Abu Hassan and his family fled Syria two months ago, determined to reach Munich. They sold everything they owned and paid smugglers to take them on the short boat trip to Greece, and then paid thousands of more dollars to be smuggled on to Germany. But instead, the smugglers dropped them in Macedonia near the Serbian border.

“They said ‘there’s Serbia, go,'” says Abu Hassan. They were caught by Serbian police but released, and quickly headed north.

Camping in a park in Belgrade, they debated their options for crossing the Serbian-Hungarian border — their last barrier to the EU. They were scared of being robbed again and decided to go it alone.

The day after we met in the park, Abu Hassan sent me a voice message saying he was heading to the border. Days later, another message told me they reached Germany.

He also sent me a video sent to him by another Syrian.

The video is a step-by-step guide to sneaking across the Serbian-Hungarian border. The video shows a Google Map and a voice instructs the migrants to walk between a river and the road. It tells them to move quickly through the populated areas and no matter what happens, stay hidden until 6:30 a.m., before getting a taxi on to Budapest.

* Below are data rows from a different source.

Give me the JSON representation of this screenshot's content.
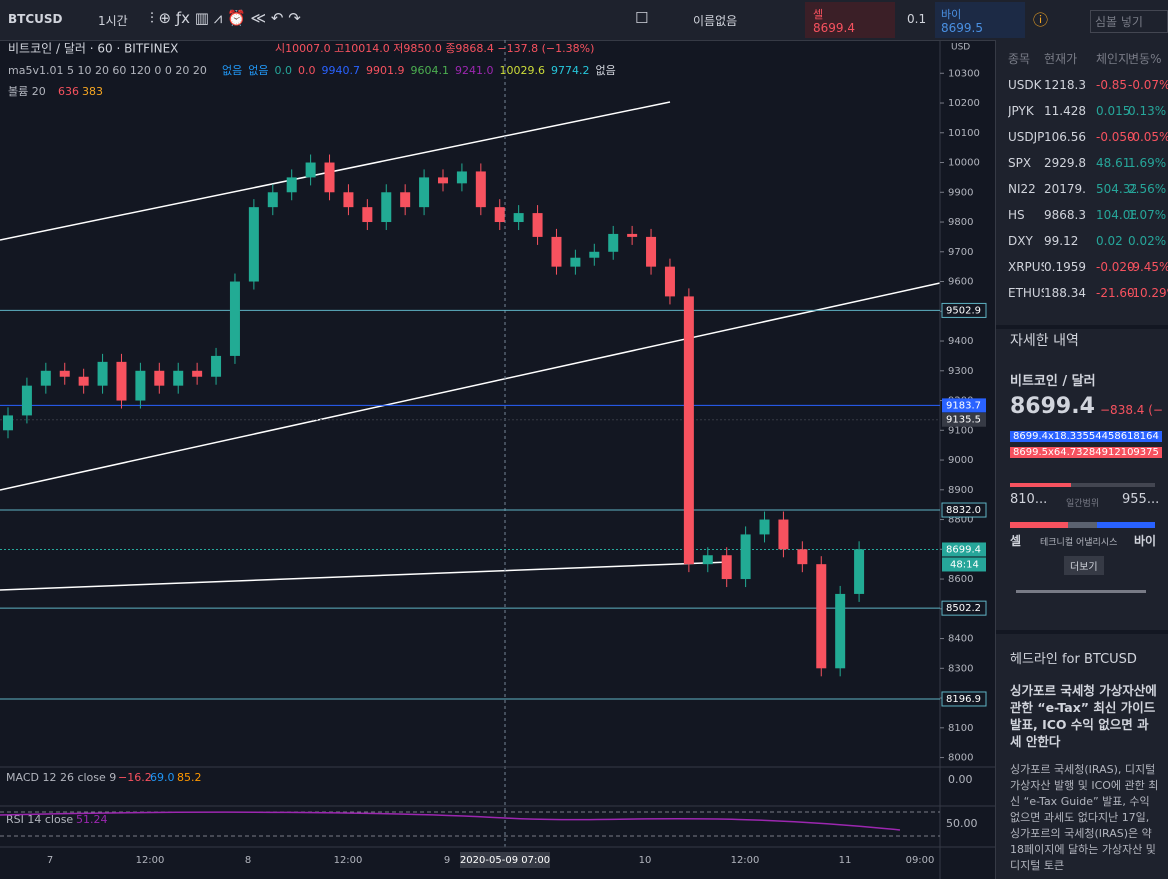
{
  "toolbar": {
    "symbol": "BTCUSD",
    "interval": "1시간",
    "layout_name": "이름없음",
    "sell_label": "셀",
    "sell_price": "8699.4",
    "spread": "0.1",
    "buy_label": "바이",
    "buy_price": "8699.5",
    "search": "심볼 넣기"
  },
  "legend": {
    "title": "비트코인 / 달러 · 60 · BITFINEX",
    "ohlc": "시10007.0 고10014.0 저9850.0 종9868.4 −137.8 (−1.38%)",
    "ma": "ma5v1.01 5 10 20 60 120 0 0 20 20",
    "ma_values": [
      "없음",
      "없음",
      "0.0",
      "0.0",
      "9940.7",
      "9901.9",
      "9604.1",
      "9241.0",
      "10029.6",
      "9774.2",
      "없음"
    ],
    "volume": "볼륨 20",
    "volume_values": [
      "636",
      "383"
    ]
  },
  "price_chart": {
    "currency": "USD",
    "ylim": [
      7975,
      10395
    ],
    "yticks": [
      8000,
      8100,
      8200,
      8300,
      8400,
      8500,
      8600,
      8700,
      8800,
      8900,
      9000,
      9100,
      9200,
      9300,
      9400,
      9500,
      9600,
      9700,
      9800,
      9900,
      10000,
      10100,
      10200,
      10300
    ],
    "levels": [
      9502.9,
      9183.7,
      9135.5,
      {
        "value": 8832.0,
        "label": "8832.0"
      },
      8699.4,
      8502.2,
      8196.9
    ],
    "countdown": "48:14",
    "open": [
      9100,
      9150,
      9250,
      9300,
      9280,
      9250,
      9330,
      9200,
      9300,
      9250,
      9300,
      9280,
      9350,
      9600,
      9850,
      9900,
      9950,
      10000,
      9900,
      9850,
      9800,
      9900,
      9850,
      9950,
      9930,
      9970,
      9850,
      9800,
      9830,
      9750,
      9650,
      9680,
      9700,
      9760,
      9750,
      9650,
      9550,
      8650,
      8680,
      8600,
      8750,
      8800,
      8700,
      8650,
      8300,
      8550
    ],
    "close": [
      9150,
      9250,
      9300,
      9280,
      9250,
      9330,
      9200,
      9300,
      9250,
      9300,
      9280,
      9350,
      9600,
      9850,
      9900,
      9950,
      10000,
      9900,
      9850,
      9800,
      9900,
      9850,
      9950,
      9930,
      9970,
      9850,
      9800,
      9830,
      9750,
      9650,
      9680,
      9700,
      9760,
      9750,
      9650,
      9550,
      8650,
      8680,
      8600,
      8750,
      8800,
      8700,
      8650,
      8300,
      8550,
      8700
    ],
    "time_labels": [
      "7",
      "12:00",
      "8",
      "12:00",
      "9",
      "2020-05-09  07:00",
      "10",
      "12:00",
      "11",
      "09:00"
    ]
  },
  "macd": {
    "label": "MACD 12 26 close 9",
    "values": [
      "−16.2",
      "69.0",
      "85.2"
    ],
    "axis": "0.00"
  },
  "rsi": {
    "label": "RSI 14 close",
    "value": "51.24",
    "axis": "50.00"
  },
  "watchlist": {
    "header": [
      "종목",
      "현재가",
      "체인지",
      "변동%"
    ],
    "rows": [
      [
        "USDK",
        "1218.3",
        "-0.85",
        "-0.07%"
      ],
      [
        "JPYK",
        "11.428",
        "0.015",
        "0.13%"
      ],
      [
        "USDJP",
        "106.56",
        "-0.050",
        "-0.05%"
      ],
      [
        "SPX",
        "2929.8",
        "48.61",
        "1.69%"
      ],
      [
        "NI22",
        "20179.",
        "504.32",
        "2.56%"
      ],
      [
        "HS",
        "9868.3",
        "104.08",
        "1.07%"
      ],
      [
        "DXY",
        "99.12",
        "0.02",
        "0.02%"
      ],
      [
        "XRPUS",
        "0.1959",
        "-0.020",
        "-9.45%"
      ],
      [
        "ETHUS",
        "188.34",
        "-21.60",
        "-10.29%"
      ]
    ]
  },
  "details": {
    "heading": "자세한 내역",
    "name": "비트코인 / 달러",
    "price": "8699.4",
    "change": "−838.4 (−",
    "bid": "8699.4x18.33554458618164",
    "ask": "8699.5x64.73284912109375",
    "range_low": "810...",
    "range_label": "일간범위",
    "range_high": "955...",
    "sell": "셀",
    "technical": "테크니컬 어낼리시스",
    "buy": "바이",
    "more": "더보기"
  },
  "headlines": {
    "heading": "헤드라인 for BTCUSD",
    "title": "싱가포르 국세청 가상자산에 관한 “e-Tax” 최신 가이드 발표, ICO 수익 없으면 과세 안한다",
    "body": "싱가포르 국세청(IRAS), 디지털 가상자산 발행 및 ICO에 관한 최신 “e-Tax Guide” 발표, 수익 없으면 과세도 없다지난 17일, 싱가포르의 국세청(IRAS)은 약 18페이지에 달하는 가상자산 및 디지털 토큰"
  }
}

Syrian migrants move quickly through a populated area of a Serbian village in route to the Hungarian border. 

Credit:

Rebecca Collard

He followed this route exactly, he says.

Back near the Serbian-Hungarian border, migrants gathered in a park. A group of 10 or so huddled together speaking in Arabic. Some were Syrians, other were Yazdis who fled ISIS during an attack on Mount Sinjar. They got nervous and asked me to turn off the microphone.

They were planning to take the same route as Abu Hassan.

Within minutes, they were following in his tracks, walking quickly, as instructed, through the populated areas toward the forest by the river.

That night I saw dozens of migrants, in groups, follow the same route, most under the cover of darkness. Routes like this can go viral.

An Afghani migrant plays music from a memory stick on a small speaker where he is camping in an abandoned brick factory near the Serbian-Hungarian border.

Credit:

Rebecca Collard

But the smartphone is unlikely to replace the smuggler completely. Some migrants say they believe using their phones will let police catch them. Others pay for different routes smugglers tell them are safer.

The next night, Hungarian police arrested 379 migrants a few miles from the border. Many of those who are caught are sent back to Serbia and they simply try again, smartphones in hand.